Friday, March 2, 2012

"Kiss and Tell"

Expounding on a scenario familiar to all who have experienced their teenage years with their parents in "Kiss and Tell", Alain de Botton employs colorful characterization, awkward dialogue, and a detached point-of-view to illuminate the way embarrassing, over-bearing parents can elicit a comic effect - if they're not your own.

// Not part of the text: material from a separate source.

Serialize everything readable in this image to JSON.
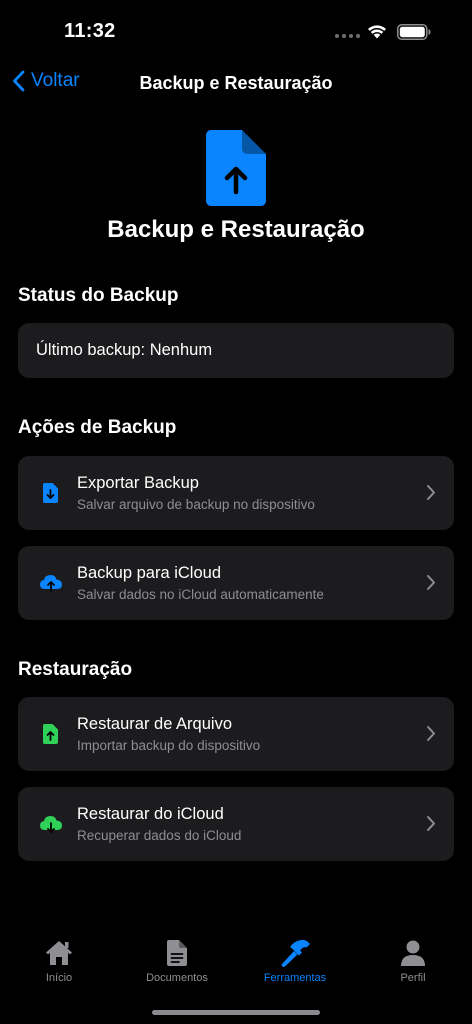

The author utilizes his considerable skills at overt and subtle characterization to create a humoroous atmosphere within the theater. He does so through all three members of the Rogers family. Isabel possesses a social awareness that her parents apparently do not, and when they obnoxiously strive for her attention with waving and yelling she "smiles feebly, turns a beetroot shade" and tries with all of her might to ignore them. The father is portrayed as the quintissential clueless married man, "looking up at the ceiling with an intent expression" and paying more attention to the light bulbs than the conversation with his daughter. But neither is characterized as vibrantly as Mrs. Rogers, the stereotype of an invasive, intrusive mother who is constantly making incredibly embarrassing commments to her daughter; "pity you don't have more of a cleavage for [the dress]." Right in front of her daughter's date she pints out the small size of her daughter's breasts, clearly an undesirable statement from Isabel's stance. These hilarous characters are the foundation for the comedy of the story.